The celebrations for the Paris Peace Treaty, marking the end of the Seven Years’ War, drew people of all sorts, including Comte Donatien Alphonse Francois, Marquis de Sade. He was 22 years old. It was at a grand ball that he met the dark-haired young man, and the blonde woman who seemed to hold him in thrall. Angelus.

That spring and summer were enchanted. Angelus guided him through the human experience of pain and pleasure, taught him how to exert his new skills, to do as he wished with beautiful men and women, hired, seduced or in love.
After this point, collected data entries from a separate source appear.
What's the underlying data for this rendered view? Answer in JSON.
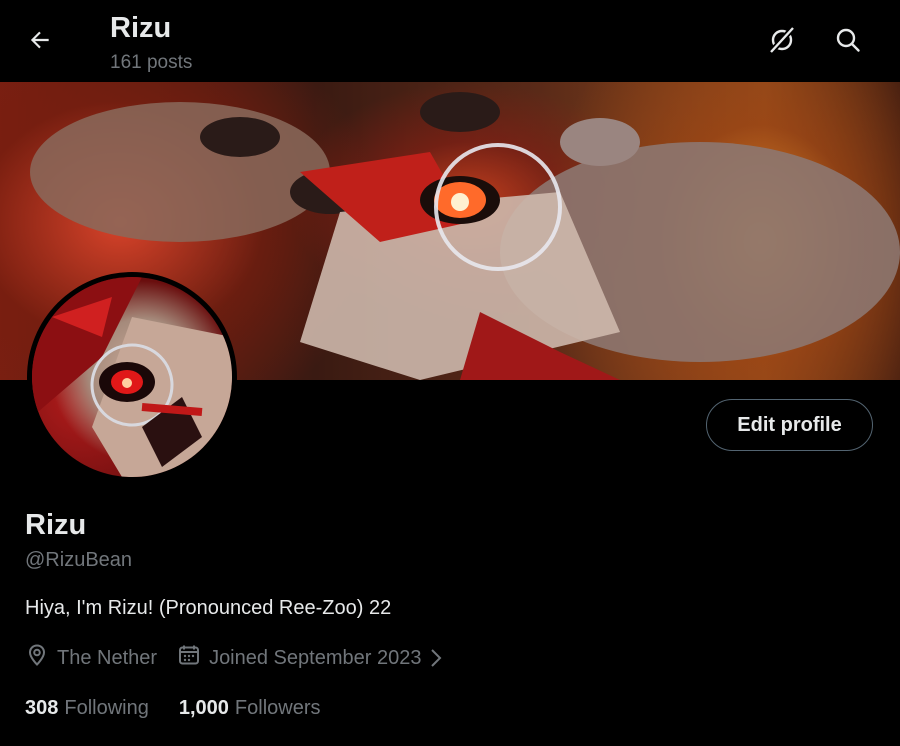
{
  "header": {
    "title": "Rizu",
    "post_count": "161 posts"
  },
  "icons": {
    "back": "arrow-left-icon",
    "grok": "grok-icon",
    "search": "search-icon",
    "location": "location-pin-icon",
    "calendar": "calendar-icon",
    "chevron": "chevron-right-icon"
  },
  "profile": {
    "edit_label": "Edit profile",
    "display_name": "Rizu",
    "handle": "@RizuBean",
    "bio": "Hiya, I'm Rizu! (Pronounced Ree-Zoo) 22",
    "location": "The Nether",
    "joined": "Joined September 2023",
    "following_count": "308",
    "following_label": "Following",
    "followers_count": "1,000",
    "followers_label": "Followers"
  },
  "colors": {
    "background": "#000000",
    "text_primary": "#e7e9ea",
    "text_secondary": "#71767b",
    "button_border": "#536471"
  }
}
Then, in October, Francois was arrested on a lettre de cachet and imprisoned in the fortress of Vincennes. Neither he nor his lover ever knew that Darla had paid for the letter, to remove the young Marquis from his intimacy with Angelus. She was a jealous goddess.
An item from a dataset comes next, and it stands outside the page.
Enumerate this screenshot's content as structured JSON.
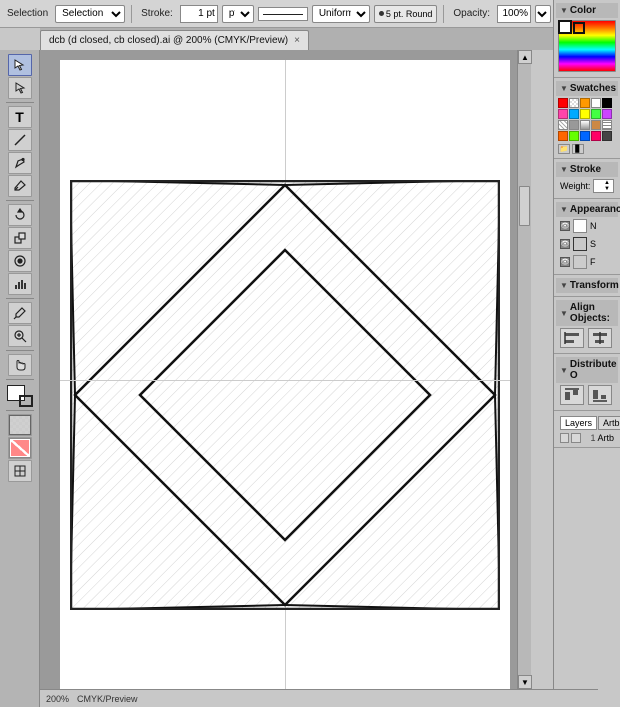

He didn’t see his lover again until 1777. He had returned to Paris to see his mother - too late, since she was already dead. But Angelus was there, and found him. It was 31 January.

“You see, Francois? I told you I would return.”

“No, Lover, you don’t look a day older, either. Now, what have you got for me?”

For the next 13 nights, Angelus taught him things beyond his wildest imaginings. That first night, when he had come to Francois’ home, there had been a young woman and a young man for their delectation. Angelus had known what to do.

“There, sweeting, see? Like that, just there. See how he cannot resist you? Again, sweeting. A little more. No, he won’t mind the blood, his pain will become pleasure. See?”

It was the same with the girl.

“Like that, sweeting. Now this. And there.”

Angelus had known how to wring a response from both, long after the human body should have succumbed to satiety and fatigue.

And he had not left his pupil wanting.

All the time that he guided and taught, his own knowing, nimble fingers were at work, touching, caressing, just like so, building pleasure to the point of pain and then beyond into rapture.

When he left, Francois was faint from pain and fainting from pleasure. Angelus took the two young things home, and the Marquis was grateful for that courtesy. Each night followed a path that ran deeper and deeper into the darkness of his heart. Each night, he couldn’t wait for the return of the man who hadn’t aged in 14 years. His teacher. His lover. The man who had promised that, this time, Francois should come with him, join him and Darla.

The soldiers came on 13 February 1777, too early for his lover to be there. For that he was grateful. They took him to the Fortress of Vincennes, where he was imprisoned for 14 years. He never saw his lover again, and that probably saved his life. Unknowing, he mourned his loss, and recorded the things he had learned from Angelus.